Correlation to Other Asset Classes
Real estate, in general, has a low correlation to other asset classes such as stocks and bonds. This is because of the highly illiquid nature of real estate, which cannot be purchased and sold over night. Real estate investment funds allow investors to diversify and protect their holdings. Consider, for example, an instance in which the stock market declines heavily overnight.

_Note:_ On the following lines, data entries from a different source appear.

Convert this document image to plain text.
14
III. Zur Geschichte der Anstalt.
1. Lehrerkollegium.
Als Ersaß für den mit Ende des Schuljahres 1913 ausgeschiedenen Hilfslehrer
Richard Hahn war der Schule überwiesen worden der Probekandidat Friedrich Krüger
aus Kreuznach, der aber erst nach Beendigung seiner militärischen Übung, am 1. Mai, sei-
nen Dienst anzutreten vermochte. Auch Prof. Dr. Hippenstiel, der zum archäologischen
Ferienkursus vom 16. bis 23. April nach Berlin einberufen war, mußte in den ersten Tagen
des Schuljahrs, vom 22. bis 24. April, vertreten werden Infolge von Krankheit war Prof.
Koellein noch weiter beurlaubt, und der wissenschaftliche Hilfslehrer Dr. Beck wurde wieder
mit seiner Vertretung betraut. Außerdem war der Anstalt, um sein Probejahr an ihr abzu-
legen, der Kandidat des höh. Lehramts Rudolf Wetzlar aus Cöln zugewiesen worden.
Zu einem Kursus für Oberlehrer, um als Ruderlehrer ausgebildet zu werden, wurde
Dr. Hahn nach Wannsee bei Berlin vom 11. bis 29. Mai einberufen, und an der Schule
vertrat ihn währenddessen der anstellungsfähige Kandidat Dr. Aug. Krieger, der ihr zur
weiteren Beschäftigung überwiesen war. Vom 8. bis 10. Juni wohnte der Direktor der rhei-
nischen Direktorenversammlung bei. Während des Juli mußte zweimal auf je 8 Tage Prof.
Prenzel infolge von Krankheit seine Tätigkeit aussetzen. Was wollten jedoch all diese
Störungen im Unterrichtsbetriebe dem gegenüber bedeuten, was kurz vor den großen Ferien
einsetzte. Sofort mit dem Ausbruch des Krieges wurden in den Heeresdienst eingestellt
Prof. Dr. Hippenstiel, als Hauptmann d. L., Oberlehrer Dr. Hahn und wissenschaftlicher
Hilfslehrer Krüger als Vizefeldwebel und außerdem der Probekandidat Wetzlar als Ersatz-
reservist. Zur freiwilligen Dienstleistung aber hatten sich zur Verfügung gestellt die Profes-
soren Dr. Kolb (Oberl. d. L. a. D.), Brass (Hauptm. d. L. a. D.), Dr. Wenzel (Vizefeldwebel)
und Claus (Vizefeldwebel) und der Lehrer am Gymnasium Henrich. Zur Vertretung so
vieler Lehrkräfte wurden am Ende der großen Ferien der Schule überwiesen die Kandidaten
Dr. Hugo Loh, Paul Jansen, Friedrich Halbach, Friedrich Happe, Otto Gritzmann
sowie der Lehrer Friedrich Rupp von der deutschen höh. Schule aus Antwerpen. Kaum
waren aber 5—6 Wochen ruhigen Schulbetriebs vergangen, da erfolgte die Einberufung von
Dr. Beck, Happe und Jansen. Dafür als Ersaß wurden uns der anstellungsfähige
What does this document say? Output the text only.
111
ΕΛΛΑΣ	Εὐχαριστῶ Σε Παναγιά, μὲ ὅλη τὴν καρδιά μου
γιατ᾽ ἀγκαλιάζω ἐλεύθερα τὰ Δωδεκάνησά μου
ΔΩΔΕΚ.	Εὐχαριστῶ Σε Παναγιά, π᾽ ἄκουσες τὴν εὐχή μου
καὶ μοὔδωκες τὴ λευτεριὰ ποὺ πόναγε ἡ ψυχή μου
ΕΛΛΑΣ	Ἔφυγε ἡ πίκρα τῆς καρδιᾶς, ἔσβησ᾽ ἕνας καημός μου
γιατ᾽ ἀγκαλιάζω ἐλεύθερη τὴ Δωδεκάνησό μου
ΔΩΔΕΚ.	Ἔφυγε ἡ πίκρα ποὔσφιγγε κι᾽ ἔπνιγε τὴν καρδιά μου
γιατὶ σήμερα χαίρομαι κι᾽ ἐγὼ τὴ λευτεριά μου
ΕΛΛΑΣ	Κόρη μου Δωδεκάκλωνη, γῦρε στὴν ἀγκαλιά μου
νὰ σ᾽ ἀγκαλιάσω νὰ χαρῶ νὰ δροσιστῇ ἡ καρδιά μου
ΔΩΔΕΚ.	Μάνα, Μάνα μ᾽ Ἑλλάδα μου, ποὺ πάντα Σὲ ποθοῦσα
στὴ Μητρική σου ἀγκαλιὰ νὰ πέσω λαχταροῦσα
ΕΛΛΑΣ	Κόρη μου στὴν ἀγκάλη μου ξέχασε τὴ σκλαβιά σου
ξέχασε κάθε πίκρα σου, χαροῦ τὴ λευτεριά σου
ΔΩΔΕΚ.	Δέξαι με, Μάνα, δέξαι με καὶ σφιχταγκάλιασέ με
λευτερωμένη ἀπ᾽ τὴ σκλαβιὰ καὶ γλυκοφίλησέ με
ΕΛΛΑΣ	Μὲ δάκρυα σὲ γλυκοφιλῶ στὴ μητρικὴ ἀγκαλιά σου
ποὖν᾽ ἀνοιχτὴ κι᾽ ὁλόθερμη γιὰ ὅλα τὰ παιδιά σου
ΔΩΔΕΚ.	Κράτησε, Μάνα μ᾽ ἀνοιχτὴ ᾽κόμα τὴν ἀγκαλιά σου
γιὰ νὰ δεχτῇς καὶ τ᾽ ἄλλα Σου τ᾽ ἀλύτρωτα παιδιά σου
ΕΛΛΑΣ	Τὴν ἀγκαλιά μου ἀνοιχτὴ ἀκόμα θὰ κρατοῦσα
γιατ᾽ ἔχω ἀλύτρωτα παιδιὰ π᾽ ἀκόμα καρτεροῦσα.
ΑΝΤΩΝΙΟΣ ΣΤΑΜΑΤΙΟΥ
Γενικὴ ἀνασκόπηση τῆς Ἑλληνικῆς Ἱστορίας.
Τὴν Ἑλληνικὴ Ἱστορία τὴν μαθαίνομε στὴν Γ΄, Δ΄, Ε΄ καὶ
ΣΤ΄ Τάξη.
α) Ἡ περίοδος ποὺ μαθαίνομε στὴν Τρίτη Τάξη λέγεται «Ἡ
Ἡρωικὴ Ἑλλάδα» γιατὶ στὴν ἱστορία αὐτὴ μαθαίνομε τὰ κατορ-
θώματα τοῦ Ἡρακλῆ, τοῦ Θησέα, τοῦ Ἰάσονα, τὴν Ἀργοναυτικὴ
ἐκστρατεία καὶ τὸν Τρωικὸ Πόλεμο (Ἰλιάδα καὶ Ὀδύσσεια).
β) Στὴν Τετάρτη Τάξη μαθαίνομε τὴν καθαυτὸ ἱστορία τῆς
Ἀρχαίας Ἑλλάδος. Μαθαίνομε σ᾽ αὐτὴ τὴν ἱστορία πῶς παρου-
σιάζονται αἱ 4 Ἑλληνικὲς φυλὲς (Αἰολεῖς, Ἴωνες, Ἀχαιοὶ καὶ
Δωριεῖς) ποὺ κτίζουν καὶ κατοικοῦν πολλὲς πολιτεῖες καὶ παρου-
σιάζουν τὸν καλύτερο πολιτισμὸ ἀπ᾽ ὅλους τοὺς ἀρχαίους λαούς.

Unlike the stock market, which would immediately lose large sums of value, real estate portfolios tend to continue marching on. Rents continue to be paid and profits returned to investors. While the real estate portfolio may eventually see a decline, there is not the same correlation to other asset classes which can experience more drastic drops in value.
Qualifications
When investing in real estate funds, individual investors benefit from the experience and qualifications of the fund managers. The managers are typically industry professionals that are highly qualified to oversee a fund that will be deployed in various real estate projects. A quality manager will be able to provide detailed financials for investor’s to review, and will be happy to answer any questions about their strategy, assumptions, and how and why the fund structure they are building will prove to be successful.
Moreover, the fund manager oversees all day-to-day activities associated with the fund. This allows individuals to invest without being distracted by the nuances of each individual transaction carried out through the fund.
Conclusion
There are many reasons to invest in real estate, generally, and other reasons to invest in a real estate fund more specifically. Real estate investment funds are a unique way to diversify your portfolio without having to take on the stresses of direct ownership.
Of course, not all funds are created equally. Any prospective investor is advised to do their homework before investing in a fund. Be sure to complete your due diligence on the fund’s management, product and track record. Look at the types of investments they make, including the geographic location and type. Evaluate the fund’s anticipated returns and question how the fund intends to achieve them, and over what time period. As with any investment, it is critical to research the opportunity thoroughly. No investment is foolproof, but the more you know of how the fund is structured and who’s involved, the more likely you are to safeguard your hard-earned capital.
Happy Investing and thanks for reading!